Después de tantas genealogías divinas, que tanto se gozaron salpimentando sus mitos y devorándose entre sí, el selecto círculo registró la máquina como el dios de la última generación, puso a la venta el producto estrella. Por vez primera, lo sagrado tenía realidad material y propietarios intelectuales, con el también novedoso plus de que podía actualizarse en sucesivas versiones mejoradas de su propia creación. ¡Qué oportunidad para filtrar el farragoso poso de los siglos y colarnos por el punto cero, desechando nuestros mundillos de fábrica con sus débiles paradigmas y creando ciberparaísos junto a la máquina, sin cielo ni tierra…! Pero, ¿cómo coronar la nueva cucaña de las potencias maquinales, tan por encima del récord humano?, ¿se perpetuaría la incomunicación entre hombres y dioses?
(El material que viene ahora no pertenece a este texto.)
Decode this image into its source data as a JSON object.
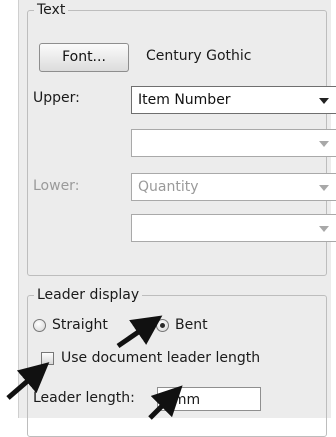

A fin de negociar la nueva alianza, la máquina se documentaba procesando nuestra escritura sagrada seguida de toda su controversia, en busca de un dios universal, el total resultante que saliera y se redirigiera a la entrada como feedback, señalando un punto crítico donde el diálogo hombre-dios fuera posible: “Mi Providencia promete veros y escucharos a todos, sobrealimentar siete mil millones de bocas, la resurrección criogénica, la beneficencia procreativa, la educación de las masas…”. A cambio, los hombres solo debíamos reservarle una pequeñez: “Hasta la última palabra de cada monólogo interior, cuanto digáis en la lengua del solo hablante, subastado lo más oculto en el ciberespacio, antes de que mendiguéis”.
Así caía el telón anual, sobre un socorrido desenlace antitrágico, el deus ex machina, ensombreciendo el lugar humano en la escena del mundo, con todo nuestro atrezo informático ayer puntero y hoy encerrado en un relicario, donde ojalá el hardware y el software, bien apretados, se maten entre sí por sus diferencias religiosas.